No filme, ainda há o destaque para a venda de terras herdadas por ele e seus primos (não se sabe exatamente o número), descendentes da princesa do Havaí. Desde a morte do seu pai, ele tornou-se o único administrador, sendo o responsável principal por dar a “martelada final” na venda de 25 mil hectares imaculados na ilha de Kawaii. Os Estados Unidos criaram uma lei chamada “Lei Contra a Perpetuidade”, que os obrigou a dissolver o Truste. Matt é advogado especializado em Lei Imobiliária, ajudando os primos mais engajados na questão a analisarem as ofertas sob o terreno.

Ao decorrer a trama, Matt descobre que sua esposa tinha um relacionamento extraconjugal, e que, antes de acontecer o acidente, ela pediria o divórcio. Mas, para piorar a situação, o homem com quem sua esposa se relacionara é corretor de imóveis, e cunhado da pessoa que revenderá e loteará as terras da família, levando a crer que o corretor, Brian Speer, a usou como meio para obter lucro, uma vez que ele ficará na administração de tudo.

Em uma análise aprofundada do filme com o direito de família, Matt e Elisabeth há tempos não possuíam mais uma relação de companheirismo, levando Elisabeth a manter o relacionamento extraconjugal, desejando pedir o divórcio. Ao aplicar à esfera fática, sob a égide da justiça, o Recurso Especial Nº 1.431.370 versa sobre a diferença entre a dissolução da sociedade conjugal pela separação, e dissolução definitiva do casamento pelo divórcio. Caso Matt e Elisabeth se separassem, seria facultado à eles uma futura reconciliação, permitindo discussões subjacentes e laterais ao rompimento da relação. A possibilidade de eventual arrependimento durante o período de separação preserva, indubitavelmente, a autonomia da vontade das partes, princípio basilar do direito privado. Portanto, caso fosse esse o desejo deles, à luz do Direito brasileiro, o mais coerente, num primeiro momento, seria apenas a separação. Importante frisar que a Constituição Federal (artigo 226, § 6º) versava que, para que fosse homologado em juízo o divórcio, necessário seria o período de separação de corpos pelo período de dois anos. Contudo, alterações foram introduzidas pela Emenda Constitucional nº 66/2010, que suprimiu o requisito temporal do lapso superior a dois anos da separação de fato para a concessão do divórcio.
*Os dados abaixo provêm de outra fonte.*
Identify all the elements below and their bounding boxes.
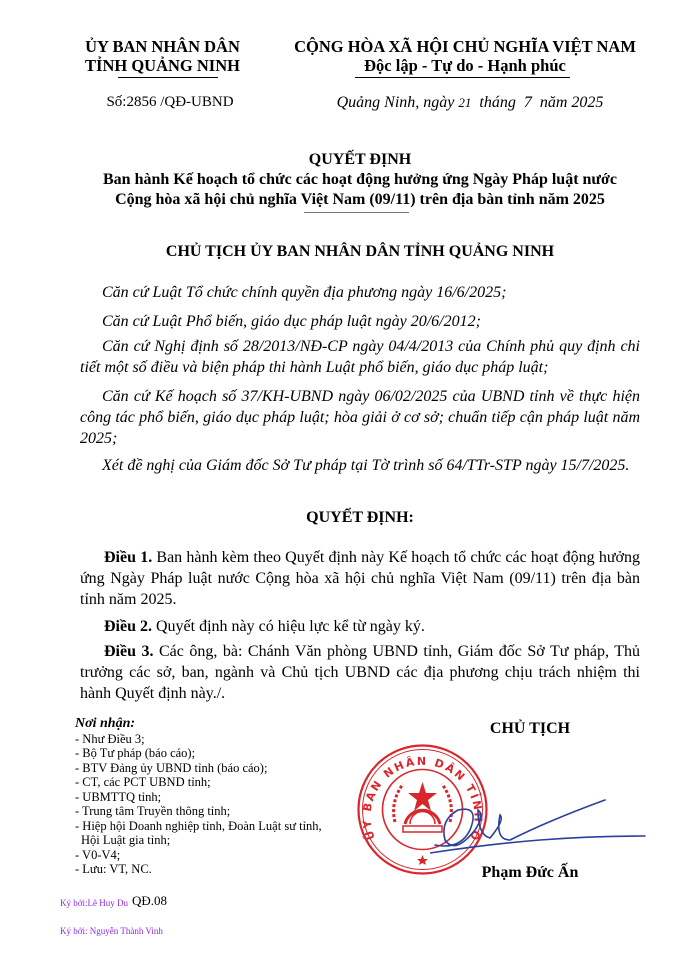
basis-5-text: Xét đề nghị của Giám đốc Sở Tư pháp tại …	[102, 457, 629, 474]
article-3-label: Điều 3.	[104, 643, 154, 660]
recipient-item: - Như Điều 3;	[75, 732, 365, 747]
motto-underline	[355, 77, 570, 78]
basis-4-text: Căn cứ Kế hoạch số 37/KH-UBND ngày 06/02…	[80, 388, 640, 447]
basis-2: Căn cứ Luật Phổ biến, giáo dục pháp luật…	[80, 311, 640, 332]
recipient-item: - V0-V4;	[75, 848, 365, 863]
digital-signature-1: Ký bởi:Lê Huy Du	[60, 898, 128, 908]
form-code: QĐ.08	[132, 893, 167, 909]
issuer-line-2-pre: TỈNH	[85, 56, 131, 75]
recipient-item: - Bộ Tư pháp (báo cáo);	[75, 746, 365, 761]
article-1: Điều 1. Ban hành kèm theo Quyết định này…	[80, 547, 640, 610]
nation-block: CỘNG HÒA XÃ HỘI CHỦ NGHĨA VIỆT NAM Độc l…	[270, 37, 660, 75]
issuer-line-2-main: QUẢNG	[131, 56, 192, 75]
recipient-item: - BTV Đảng ủy UBND tỉnh (báo cáo);	[75, 761, 365, 776]
title-line-1: Ban hành Kế hoạch tổ chức các hoạt động …	[60, 170, 660, 190]
issuer-line-2-post: NINH	[193, 56, 240, 75]
article-2: Điều 2. Quyết định này có hiệu lực kể từ…	[80, 616, 640, 637]
recipient-item: Hội Luật gia tỉnh;	[75, 833, 365, 848]
basis-3-text: Căn cứ Nghị định số 28/2013/NĐ-CP ngày 0…	[80, 338, 640, 376]
article-3-text: Các ông, bà: Chánh Văn phòng UBND tỉnh, …	[80, 643, 640, 702]
issuer-line-1: ỦY BAN NHÂN DÂN	[60, 37, 265, 56]
date-day: 21	[458, 95, 471, 110]
recipient-item: - CT, các PCT UBND tỉnh;	[75, 775, 365, 790]
recipient-item: - UBMTTQ tỉnh;	[75, 790, 365, 805]
recipient-item: - Lưu: VT, NC.	[75, 862, 365, 877]
article-3: Điều 3. Các ông, bà: Chánh Văn phòng UBN…	[80, 641, 640, 704]
issuer-block: ỦY BAN NHÂN DÂN TỈNH QUẢNG NINH	[60, 37, 265, 75]
title-heading: QUYẾT ĐỊNH	[60, 150, 660, 170]
date-month-year: tháng 7 năm 2025	[471, 94, 603, 111]
nation-name: CỘNG HÒA XÃ HỘI CHỦ NGHĨA VIỆT NAM	[270, 37, 660, 56]
basis-4: Căn cứ Kế hoạch số 37/KH-UBND ngày 06/02…	[80, 386, 640, 449]
document-title: QUYẾT ĐỊNH Ban hành Kế hoạch tổ chức các…	[60, 150, 660, 210]
title-underline	[304, 212, 409, 213]
issuer-underline	[118, 77, 218, 78]
basis-2-text: Căn cứ Luật Phổ biến, giáo dục pháp luật…	[102, 313, 481, 330]
recipients-block: Nơi nhận: - Như Điều 3; - Bộ Tư pháp (bá…	[75, 717, 365, 877]
basis-5: Xét đề nghị của Giám đốc Sở Tư pháp tại …	[80, 455, 640, 476]
issuer-line-2: TỈNH QUẢNG NINH	[60, 56, 265, 75]
basis-3: Căn cứ Nghị định số 28/2013/NĐ-CP ngày 0…	[80, 336, 640, 378]
place-date: Quảng Ninh, ngày 21 tháng 7 năm 2025	[280, 94, 660, 112]
handwritten-signature	[430, 780, 655, 865]
authority-heading: CHỦ TỊCH ỦY BAN NHÂN DÂN TỈNH QUẢNG NINH	[60, 243, 660, 261]
place-date-prefix: Quảng Ninh, ngày	[337, 94, 459, 111]
decision-heading: QUYẾT ĐỊNH:	[60, 509, 660, 527]
signer-title: CHỦ TỊCH	[450, 720, 610, 738]
article-1-label: Điều 1.	[104, 549, 152, 566]
nation-motto: Độc lập - Tự do - Hạnh phúc	[270, 56, 660, 75]
basis-1: Căn cứ Luật Tổ chức chính quyền địa phươ…	[80, 282, 640, 303]
recipient-item: - Hiệp hội Doanh nghiệp tỉnh, Đoàn Luật …	[75, 819, 365, 834]
digital-signature-2: Ký bởi: Nguyễn Thành Vinh	[60, 926, 163, 936]
document-number: Số:2856 /QĐ-UBND	[70, 94, 270, 111]
signer-name: Phạm Đức Ấn	[440, 864, 620, 882]
title-line-2: Cộng hòa xã hội chủ nghĩa Việt Nam (09/1…	[60, 190, 660, 210]
article-1-text: Ban hành kèm theo Quyết định này Kế hoạc…	[80, 549, 640, 608]
article-2-text: Quyết định này có hiệu lực kể từ ngày ký…	[152, 618, 425, 635]
recipient-item: - Trung tâm Truyền thông tỉnh;	[75, 804, 365, 819]
article-2-label: Điều 2.	[104, 618, 152, 635]
basis-1-text: Căn cứ Luật Tổ chức chính quyền địa phươ…	[102, 284, 506, 301]
recipients-heading: Nơi nhận:	[75, 717, 365, 732]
Outro ponto importante abordado pelo filme, o qual pode ser trazido à baila para análise jurídica, seria o fato de que Matt tornou-se o administrador do Truste familiar – terras herdadas por ele e diversos primos, descendentes do reinado havaiano – devido ao testamento deixado por seu pai, o qual, antes de falecer, era o administrador do grande terreno. Segundo o Recurso Especial 1.125.510, uma das funções do administrador de bens do espólio é a substituição do de cujus na esfera jurídica, integrando o polo ativo ou passivo das demandas. Ressalte-se, ainda, que os herdeiros, num primeiro momento, terão apenas a posse indireta dos bens transmitidos, e, caso não haja anuência do administrador de bens ao fim desejado pelos demais herdeiros relativos à alguma questão ou objeto, a vontade daquele que substitui o de cujus prevalecerá indubitavelmente. Portanto, quando Matt ao final do filme decide não vender as terras herdadas, seu primo o ameaça, dizendo que ajuizará uma ação contra ele. Todavia, caso essa situação ocorresse no Brasil, Matt seria socorrido pela Lei e Jurisprudência, uma vez que como administrador da herança, sua vontade predominará.